Mary L. Hopcroft, ed. The
Oxford Handbook of Evolution, Biology, and Society (Oxford: 2018)
Reviewed for Choice Magazine by Ronald F. White
In recent years there has been growing interest among scholars
in the evolutionary foundations of collective human behavior. Although the institutional
orthodoxy in the social sciences remains resistant to interdisciplinary analysis,
there are many heterodox scholars now engaged in biosocial research. This most
recent addition to Oxford University Press’s “handbook,” series is a 681 page
tome, which includes 29 scholarly articles by 38 authors, from around the
world, mostly from the U.S. These essays
are organized under six headings or “parts.” Part 1: Introduction (4 essays), Part
2: Social Psychological Approaches (6 essays), Part 3: Biosociological
Approaches (9 essays), Part 4: Evolutionary Approaches (7 essays), Part 5:
Sociocultural Evolution (2 essays), and, Part 6: Conclusion (1 essay).
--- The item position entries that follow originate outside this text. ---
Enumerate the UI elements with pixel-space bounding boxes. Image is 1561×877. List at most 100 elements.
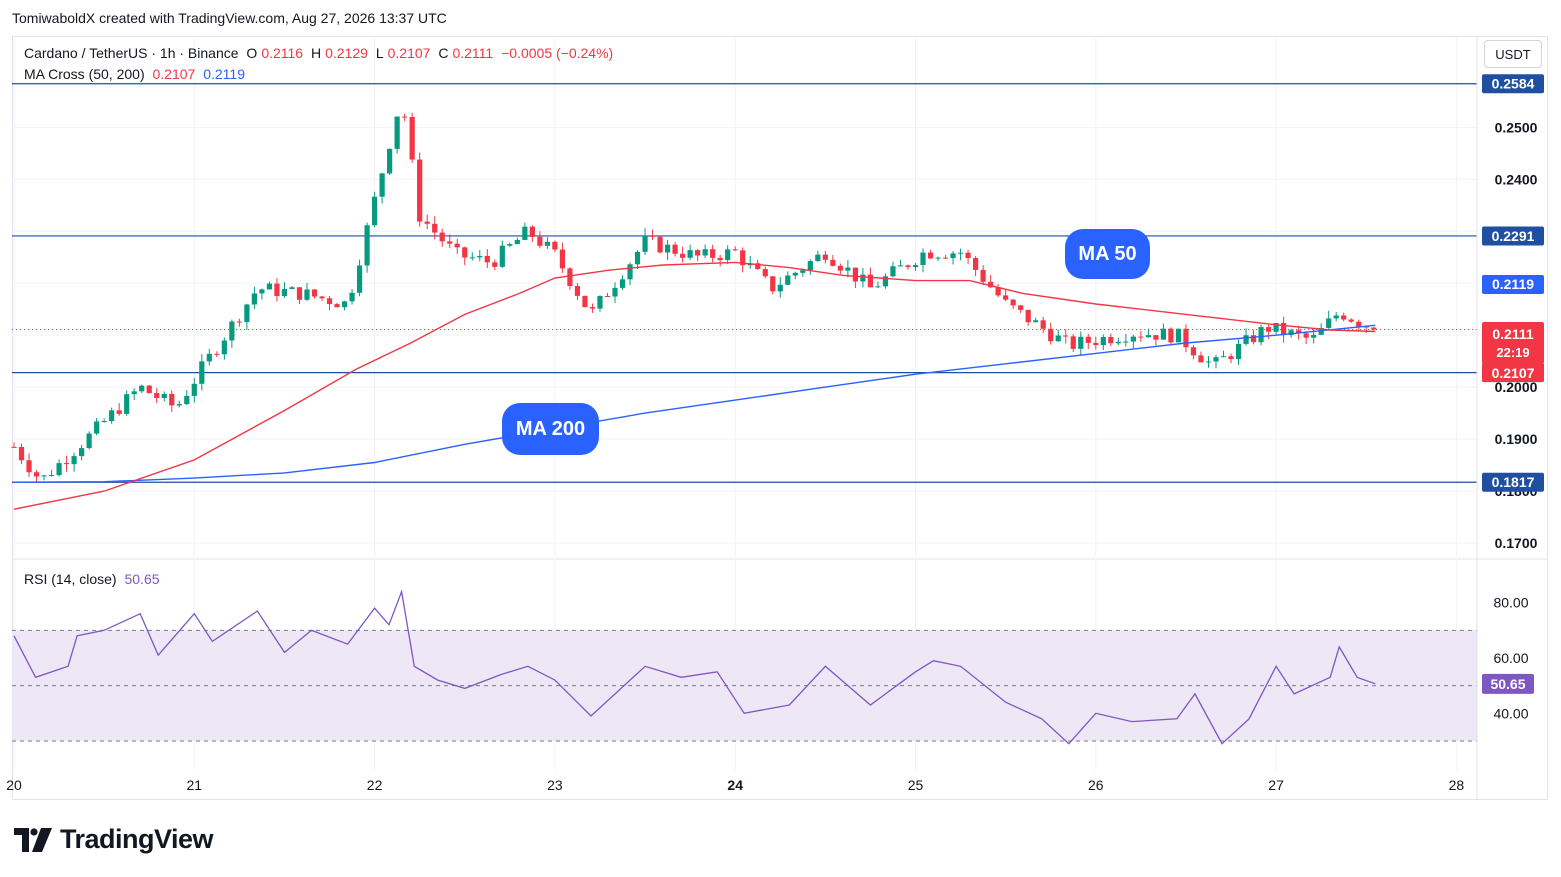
candle-body bbox=[1190, 347, 1197, 356]
candle-body bbox=[372, 196, 378, 226]
candle-body bbox=[199, 361, 205, 384]
rsi-tick-label: 40.00 bbox=[1493, 705, 1528, 721]
candle-body bbox=[574, 286, 581, 296]
candle-body bbox=[281, 289, 288, 297]
change-value: −0.0005 (−0.24%) bbox=[501, 45, 614, 61]
candle-body bbox=[1235, 343, 1242, 360]
candle-body bbox=[619, 279, 626, 288]
candle-body bbox=[785, 275, 791, 285]
chart-attribution: TomiwaboldX created with TradingView.com… bbox=[12, 10, 447, 26]
candle-body bbox=[935, 257, 941, 259]
horizontal-levels bbox=[12, 83, 1477, 483]
close-value: 0.2111 bbox=[452, 45, 494, 61]
candle-body bbox=[26, 460, 32, 473]
candle-body bbox=[94, 421, 100, 434]
candle-body bbox=[1100, 337, 1106, 346]
candle-body bbox=[807, 261, 813, 271]
chart-frame bbox=[12, 36, 1548, 800]
candle-body bbox=[184, 395, 190, 405]
candle-body bbox=[432, 223, 438, 233]
candle-body bbox=[837, 265, 843, 271]
candle-body bbox=[1153, 335, 1159, 340]
candle-body bbox=[116, 410, 122, 414]
candle-body bbox=[229, 321, 235, 341]
candle-body bbox=[356, 265, 363, 293]
time-axis: 20 21 22 23 24 25 26 27 28 bbox=[6, 777, 1464, 793]
candle-body bbox=[387, 148, 393, 174]
candle-body bbox=[341, 301, 348, 308]
candle-body bbox=[1243, 335, 1249, 344]
candle-body bbox=[1085, 336, 1091, 343]
candle-body bbox=[349, 292, 355, 302]
candle-body bbox=[927, 252, 934, 259]
candle-body bbox=[1115, 341, 1121, 344]
candle-body bbox=[139, 385, 145, 392]
symbol-name[interactable]: Cardano / TetherUS · 1h · Binance bbox=[24, 45, 239, 61]
candle-body bbox=[988, 281, 994, 288]
high-value: 0.2129 bbox=[325, 45, 368, 61]
candle-body bbox=[980, 269, 986, 282]
candle-body bbox=[169, 393, 175, 406]
candle-body bbox=[469, 257, 475, 259]
candle-body bbox=[221, 340, 227, 355]
candle-body bbox=[552, 241, 558, 250]
candle-body bbox=[1040, 320, 1046, 329]
candle-body bbox=[1138, 336, 1144, 338]
rsi-label[interactable]: RSI (14, close) bbox=[24, 571, 117, 587]
candle-body bbox=[1123, 341, 1129, 343]
candle-body bbox=[1070, 336, 1076, 349]
low-label: L bbox=[375, 45, 384, 61]
candle-body bbox=[830, 259, 836, 266]
close-label: C bbox=[438, 45, 449, 61]
candle-body bbox=[402, 116, 408, 118]
candlesticks bbox=[11, 112, 1377, 483]
candle-body bbox=[514, 239, 520, 245]
candle-body bbox=[1318, 327, 1324, 335]
price-tick-label: 0.2500 bbox=[1495, 119, 1538, 135]
candle-body bbox=[710, 249, 716, 258]
tradingview-logo-icon bbox=[14, 827, 52, 852]
candle-body bbox=[417, 159, 423, 222]
candle-body bbox=[1341, 315, 1347, 320]
candle-body bbox=[529, 226, 535, 237]
candle-body bbox=[717, 257, 723, 261]
candle-body bbox=[1198, 355, 1204, 363]
candle-body bbox=[214, 353, 220, 355]
candle-body bbox=[822, 254, 828, 260]
tradingview-logo-text: TradingView bbox=[60, 824, 214, 854]
candle-body bbox=[1296, 330, 1302, 334]
candle-body bbox=[1055, 335, 1061, 342]
candle-body bbox=[191, 383, 197, 396]
candle-body bbox=[740, 250, 746, 266]
candle-body bbox=[942, 257, 949, 259]
candle-body bbox=[1063, 335, 1069, 337]
last-price-tag: 0.2111 22:19 bbox=[1482, 322, 1544, 364]
tradingview-logo[interactable]: TradingView bbox=[14, 824, 214, 855]
candle-body bbox=[447, 241, 453, 244]
candle-body bbox=[559, 249, 566, 269]
candle-body bbox=[1303, 333, 1309, 338]
candle-body bbox=[1228, 356, 1234, 360]
candle-body bbox=[131, 391, 137, 395]
currency-button[interactable]: USDT bbox=[1484, 40, 1542, 68]
candle-body bbox=[604, 296, 611, 298]
candle-body bbox=[657, 236, 663, 253]
candle-body bbox=[477, 255, 483, 258]
candle-body bbox=[544, 241, 550, 246]
time-tick-label: 25 bbox=[908, 777, 924, 793]
candle-body bbox=[1130, 336, 1136, 342]
candle-body bbox=[56, 463, 62, 476]
candle-body bbox=[244, 304, 250, 323]
price-tick-label: 0.2000 bbox=[1495, 379, 1538, 395]
candle-body bbox=[770, 276, 776, 292]
candle-body bbox=[101, 421, 107, 423]
candle-body bbox=[1160, 328, 1167, 340]
candle-body bbox=[957, 252, 964, 254]
candle-body bbox=[1371, 327, 1377, 330]
candle-body bbox=[897, 265, 904, 267]
candle-body bbox=[86, 433, 92, 449]
ma-cross-label[interactable]: MA Cross (50, 200) bbox=[24, 66, 145, 82]
candle-body bbox=[146, 385, 152, 394]
ma-legend: MA Cross (50, 200) 0.2107 0.2119 bbox=[24, 66, 249, 82]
Each
essay includes a useful bibliography. Many of the essays could be listed under
more than one heading. Although the four essays that comprise the Introduction
provide important context, the four-page conclusion is pretty thin,
predictable, and perhaps a bit disappointing. Anyone interested in this fine collection,
should also look into Edward Elgar’s Handbook
of Biology and Politics (2017), edited by Somit and Peterson; and check out
the Association for Politics and the life Sciences, and its journal Politics and the Life Sciences.